The recommendation system on Amazon's website also leads consumers to questionable items, such as what Amazon suggests based on what other shoppers have purchased. DiResta stated, "The recommender system doesn't know what the content is." It is known that those who search for particular words tend to purchase certain items. Amazon's primary business is to sell merchandise.
How does Amazon define the boundary?
Schiff and Warren also want Amazon to provide more clarity on the specific limits they impose on misinformation and conspiracy theories, and the means they use to enforce them.
Schiff said that he was especially troubled by Amazon's lack of transparency when it comes to their vaccination misinformation practices.

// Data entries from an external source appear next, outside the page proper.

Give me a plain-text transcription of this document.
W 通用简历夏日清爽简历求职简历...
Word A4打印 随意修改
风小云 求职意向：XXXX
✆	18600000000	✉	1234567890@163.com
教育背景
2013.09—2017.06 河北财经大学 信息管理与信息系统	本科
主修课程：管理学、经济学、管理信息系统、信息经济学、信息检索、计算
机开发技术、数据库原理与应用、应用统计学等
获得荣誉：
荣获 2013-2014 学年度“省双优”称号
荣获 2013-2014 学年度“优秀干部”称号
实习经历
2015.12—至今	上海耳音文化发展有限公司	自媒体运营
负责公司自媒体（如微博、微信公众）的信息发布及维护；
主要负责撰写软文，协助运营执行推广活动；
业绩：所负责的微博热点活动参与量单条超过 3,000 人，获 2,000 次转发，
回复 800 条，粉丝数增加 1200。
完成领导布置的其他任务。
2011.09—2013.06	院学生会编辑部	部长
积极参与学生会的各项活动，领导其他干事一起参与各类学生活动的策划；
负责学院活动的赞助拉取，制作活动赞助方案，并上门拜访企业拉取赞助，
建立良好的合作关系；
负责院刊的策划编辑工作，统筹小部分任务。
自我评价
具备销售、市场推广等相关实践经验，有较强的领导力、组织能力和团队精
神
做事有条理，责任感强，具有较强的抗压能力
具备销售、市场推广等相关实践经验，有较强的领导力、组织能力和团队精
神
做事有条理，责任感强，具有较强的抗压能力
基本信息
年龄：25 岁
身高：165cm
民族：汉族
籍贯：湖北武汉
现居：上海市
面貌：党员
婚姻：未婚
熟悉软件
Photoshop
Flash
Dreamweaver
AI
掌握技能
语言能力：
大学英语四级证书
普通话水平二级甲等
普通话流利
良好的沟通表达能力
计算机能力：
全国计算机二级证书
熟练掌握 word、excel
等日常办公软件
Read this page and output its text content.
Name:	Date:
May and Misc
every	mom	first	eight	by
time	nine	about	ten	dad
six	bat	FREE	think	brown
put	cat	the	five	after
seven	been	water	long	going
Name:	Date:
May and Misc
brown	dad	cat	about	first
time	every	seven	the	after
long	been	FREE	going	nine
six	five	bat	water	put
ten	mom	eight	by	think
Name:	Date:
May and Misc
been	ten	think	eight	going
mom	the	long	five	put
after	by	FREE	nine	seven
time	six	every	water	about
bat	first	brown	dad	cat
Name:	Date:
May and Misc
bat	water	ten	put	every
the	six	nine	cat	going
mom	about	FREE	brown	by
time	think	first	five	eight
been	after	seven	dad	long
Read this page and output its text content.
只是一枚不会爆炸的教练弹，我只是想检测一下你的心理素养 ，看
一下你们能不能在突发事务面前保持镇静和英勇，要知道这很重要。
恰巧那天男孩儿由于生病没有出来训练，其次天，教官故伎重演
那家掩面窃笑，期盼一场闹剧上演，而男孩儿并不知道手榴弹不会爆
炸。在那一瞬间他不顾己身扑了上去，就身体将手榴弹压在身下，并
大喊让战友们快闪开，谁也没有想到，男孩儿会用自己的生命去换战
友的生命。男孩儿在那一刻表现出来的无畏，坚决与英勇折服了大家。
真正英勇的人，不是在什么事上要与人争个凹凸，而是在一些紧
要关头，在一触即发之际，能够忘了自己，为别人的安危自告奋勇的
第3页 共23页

He received a statement from Amazon in 2019, which said they "give our consumers with access to a diversity of views." Schiff said.

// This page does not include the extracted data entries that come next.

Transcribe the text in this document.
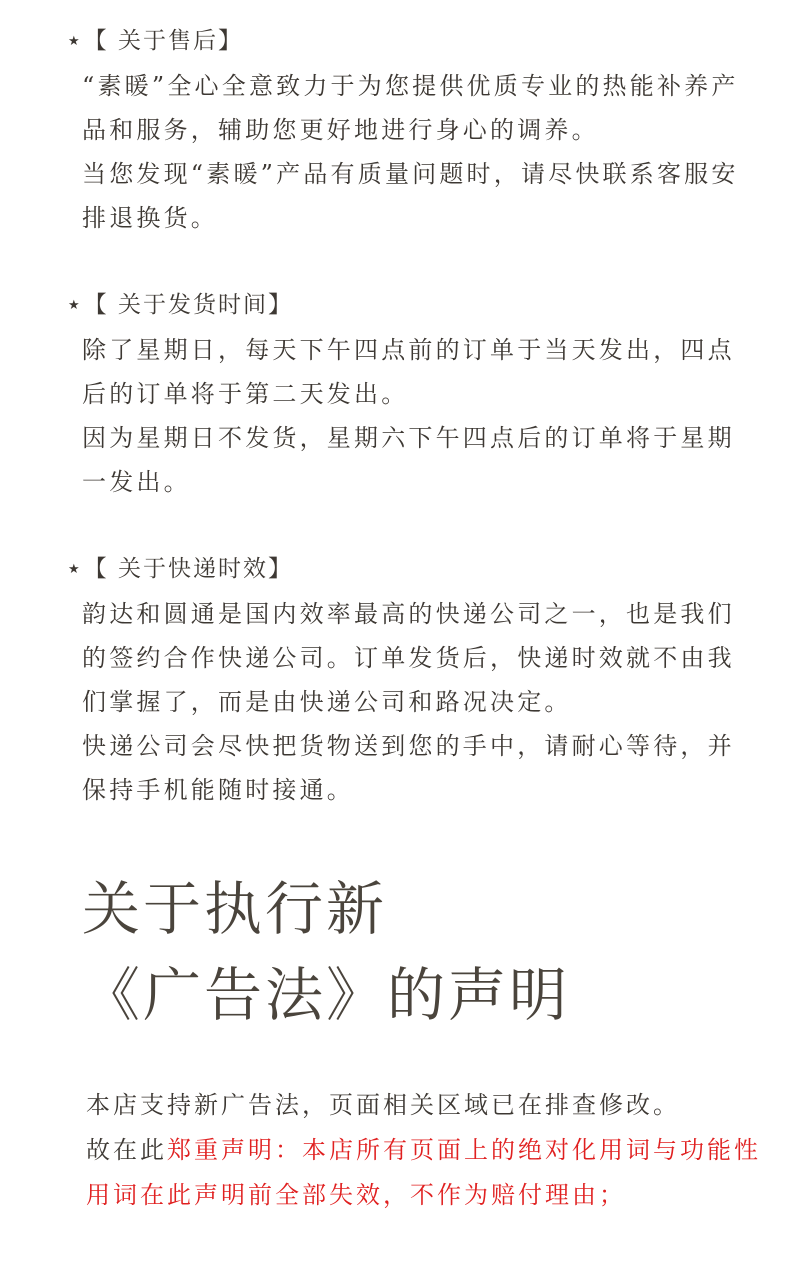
★【 关于售后】

“素暖”全心全意致力于为您提供优质专业的热能补养产品和服务，辅助您更好地进行身心的调养。

当您发现“素暖”产品有质量问题时，请尽快联系客服安排退换货。

★【 关于发货时间】

除了星期日，每天下午四点前的订单于当天发出，四点后的订单将于第二天发出。

因为星期日不发货，星期六下午四点后的订单将于星期一发出。

★【 关于快递时效】

韵达和圆通是国内效率最高的快递公司之一，也是我们的签约合作快递公司。订单发货后，快递时效就不由我们掌握了，而是由快递公司和路况决定。

快递公司会尽快把货物送到您的手中，请耐心等待，并保持手机能随时接通。

关于执行新
《广告法》的声明

本店支持新广告法，页面相关区域已在排查修改。

故在此郑重声明：本店所有页面上的绝对化用词与功能性用词在此声明前全部失效，不作为赔付理由；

In this week's letter, he said, "This can't possibly excuse the selling of misleading information that directly endangers your consumers."
"We are continuously reviewing the books we sell to ensure they conform with our content standards," said Amazon spokeswoman Tina Pelkey. "To further assist consumers, we have included links to the CDC's COVID and protective measures on the top of relevant search results pages."
Tech companies are under pressure for more openness from activists as well:
Imran Ahmed, the chief executive of the Center for Countering Digital Hate, said the world had waited too long to pay attention to Amazon.
In an interview with NPR, he said, "It's the same old tale." It would be easier to hold them accountable if we had more openness. They are not, in reality, free speech platforms, as the opacity of their algorithms, enforcement, regulations, and advertising economics demonstrates.